For $\text {HCF}(x,y,z)=1$ and $x^2+y^2=2z^2$, prove the following

Question

Let $x,y,z$ be positive integers such that $\text {HCF}(x,y,z)=1$ and $x^2+y^2=2z^2$. Prove the following

$1.$ $3$ divides $x+y$ or $3$ divides $x-y$

$2.$ $5$ divides $z(x^2-y^2)$

From $x^2+y^2=2z^2$, it is clear that $x$ and $y$ will be both odd or both even.

If both are even then $z$ will be odd so that $\text {HCF}(x,y,z)=1$ holds true but I think $x^2+y^2=2z^2$ could give more information which I am not able to observe and hence not able to prove the given statements.

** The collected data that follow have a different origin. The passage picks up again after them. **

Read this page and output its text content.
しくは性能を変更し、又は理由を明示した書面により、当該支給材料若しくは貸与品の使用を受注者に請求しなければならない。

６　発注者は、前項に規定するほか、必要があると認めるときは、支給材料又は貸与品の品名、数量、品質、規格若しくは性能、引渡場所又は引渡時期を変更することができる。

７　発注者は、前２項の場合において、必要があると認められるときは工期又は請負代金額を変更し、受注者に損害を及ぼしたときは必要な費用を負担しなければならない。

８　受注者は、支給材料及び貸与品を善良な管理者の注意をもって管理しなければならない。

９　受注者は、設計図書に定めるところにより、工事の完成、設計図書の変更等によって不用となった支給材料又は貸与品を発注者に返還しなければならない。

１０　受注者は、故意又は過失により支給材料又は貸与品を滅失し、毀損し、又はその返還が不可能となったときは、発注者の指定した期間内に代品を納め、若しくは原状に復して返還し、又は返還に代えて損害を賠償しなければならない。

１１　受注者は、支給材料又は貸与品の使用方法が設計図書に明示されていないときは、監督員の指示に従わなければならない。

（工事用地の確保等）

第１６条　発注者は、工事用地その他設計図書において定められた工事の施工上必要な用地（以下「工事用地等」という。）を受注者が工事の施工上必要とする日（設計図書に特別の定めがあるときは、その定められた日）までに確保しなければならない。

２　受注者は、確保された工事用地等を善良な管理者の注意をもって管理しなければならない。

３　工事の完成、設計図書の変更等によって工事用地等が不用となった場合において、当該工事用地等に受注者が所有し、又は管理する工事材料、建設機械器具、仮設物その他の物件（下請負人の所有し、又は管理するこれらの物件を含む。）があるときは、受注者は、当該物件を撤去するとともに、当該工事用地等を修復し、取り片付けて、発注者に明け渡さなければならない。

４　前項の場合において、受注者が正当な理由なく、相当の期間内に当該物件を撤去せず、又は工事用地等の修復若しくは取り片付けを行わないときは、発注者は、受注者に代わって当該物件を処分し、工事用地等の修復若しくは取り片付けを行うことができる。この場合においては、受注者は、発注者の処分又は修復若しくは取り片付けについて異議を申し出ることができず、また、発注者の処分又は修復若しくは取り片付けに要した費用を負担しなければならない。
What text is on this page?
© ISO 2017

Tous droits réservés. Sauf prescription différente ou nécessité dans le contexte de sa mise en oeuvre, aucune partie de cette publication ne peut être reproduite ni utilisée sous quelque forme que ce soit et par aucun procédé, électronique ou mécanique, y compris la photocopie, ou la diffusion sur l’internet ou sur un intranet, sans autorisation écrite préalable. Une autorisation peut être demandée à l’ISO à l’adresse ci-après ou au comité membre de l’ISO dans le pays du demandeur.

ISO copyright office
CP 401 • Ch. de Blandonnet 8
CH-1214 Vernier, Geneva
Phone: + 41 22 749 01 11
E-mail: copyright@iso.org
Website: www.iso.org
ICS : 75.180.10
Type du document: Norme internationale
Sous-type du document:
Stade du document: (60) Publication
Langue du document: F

Could someone give some hint to proceed.

Answer 1

b) By Fermat little theorem we have if $5\nmid a$ then $a^4 \equiv_5 1$ thus $a^2 \equiv_5 \pm1$.

If $5|z$ we are done, if $5\nmid 5$ then $2z^2\equiv_5 \pm 2$ so $x^2 \equiv_5 y^2 \equiv_5 1$ or $x^2 \equiv_5 y^2 \equiv_5 -1$ thus $5\mid x^2-y^2$. And we are done.

a) The same procedure can be done with mod $3$ of $3\nmid z$. If $3\mid z$ then $3\mid x^2+y^2$ then $3\mid x$ and $3\mid y$ and we are done.